Crime da 113 Sul: STJ anula condenação de Francisco Mairlon após 15 anos preso

6ª turma reconhece nulidade de condenação baseada apenas em confissões obtidas na fase policial sem confirmação em juízo, sob coação.

Da Redação

terça-feira, 14 de outubro de 2025

Atualizado em 15 de outubro de 2025 09:13

A 6ª turma do STJ decidiu, por unanimidade, anular a condenação e trancar a ação penal contra Francisco Mairlon Barros Aguiar, um dos acusados pelo triplo homicídio conhecido como "Crime da 113 Sul", ocorrido em 2009, em Brasília.

O colegiado seguiu o voto do ministro Sebastião Reis Júnior, relator do REsp 2.232.036, que reconheceu que a condenação foi fundamentada exclusivamente em confissões extrajudiciais e depoimentos colhidos na fase policial, sem confirmação em juízo.

Ao acompanhar o relator, o ministro Rogério Schietti Cruz afirmou que o caso expõe a "obsessão pela confissão" e a urgência de rever métodos de interrogatório que "fogem da civilidade".

Diante disso, a turma concluiu que o conjunto probatório era insuficiente para justificar a pronúncia e a condenação, determinando a anulação do processo e a imediata soltura do réu, após quase 15 anos preso.

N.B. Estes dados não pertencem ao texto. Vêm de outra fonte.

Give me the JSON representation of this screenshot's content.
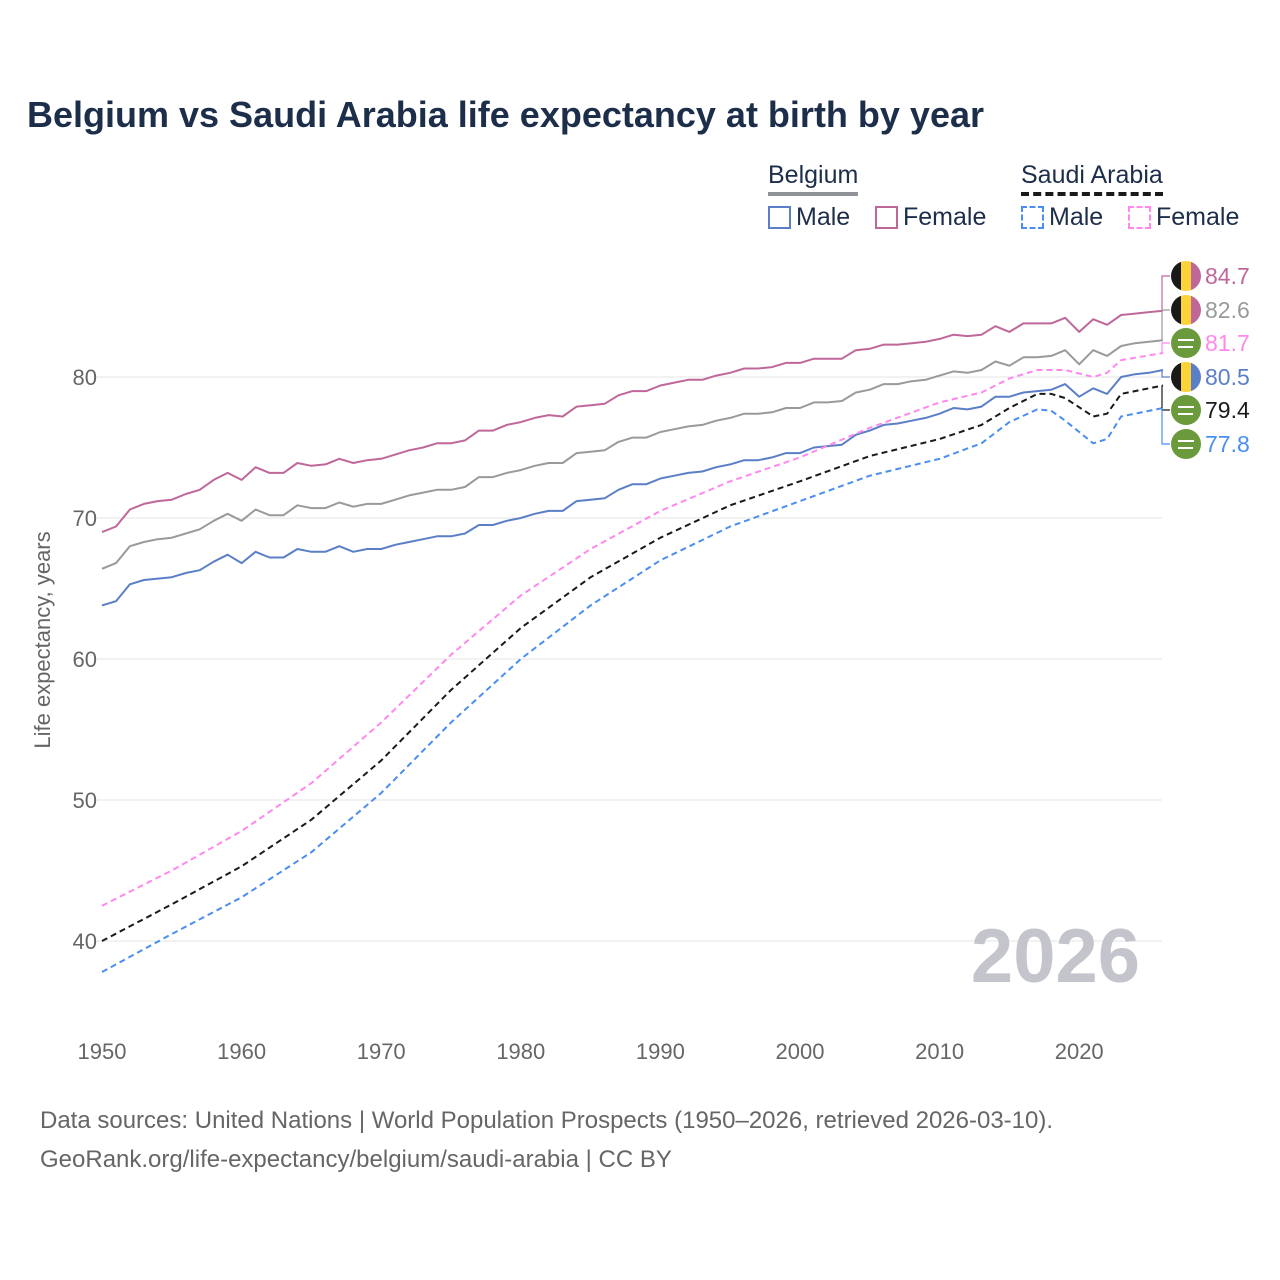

 (Imagem: Reprodução/Globoplay)

Crime da 113 Sul: STJ anula condenação de Francisco Mairlon, após 15 anos preso.(Imagem: Reprodução/Globoplay)

Relembre o caso

O crime, ocorrido em agosto de 2009, ficou conhecido como "Crime da 113 Sul", em referência à quadra residencial de Brasília onde os assassinatos foram cometidos.

As vítimas foram o advogado e ex-ministro do TSE José Guilherme Villela, sua esposa, a advogada Maria Carvalho Mendes Villela, e a empregada doméstica Francisca Nascimento da Silva.

A arquiteta Adriana Villela, filha do casal, foi acusada de ser a mandante do triplo homicídio. Em 2019, após ser levada a júri popular, foi condenada a 67 anos e seis meses de prisão, pena posteriormente reduzida para 61 anos e três meses.

Ao longo dos anos, a defesa de Adriana alegou diversas nulidades processuais, entre elas o acesso tardio a mídias com depoimentos de corréus, disponibilizadas apenas no sétimo dia de julgamento. Segundo os advogados, a irregularidade comprometeu o direito ao contraditório, configurando cerceamento de defesa.

Em setembro, por maioria de 3 votos a 2, a 6ª turma do STJ acolheu o recurso da defesa e anulou todos os atos do processo penal contra Adriana Villela, incluindo o julgamento do Tribunal do Júri.

Prevaleceu o voto do ministro Sebastião Reis Júnior, que considerou violado o direito de defesa e apontou irregularidades na condução do júri.

Erro judiciário e confissões sob coação

Na tribuna, a advogada Dora Cavalcanti, atuando pelo Innocence Project Brasil, classificou o caso como um grave erro judiciário e defendeu que Mairlon foi "invisibilizado" ao longo de toda a persecução penal, em um processo marcado por provas frágeis e ilegais.

"Mairlon está há 15 anos preso por uma condenação lastreada unicamente em elementos inquisitoriais. Nenhuma decisão judicial chegou a mencionar que essas confissões foram retratadas."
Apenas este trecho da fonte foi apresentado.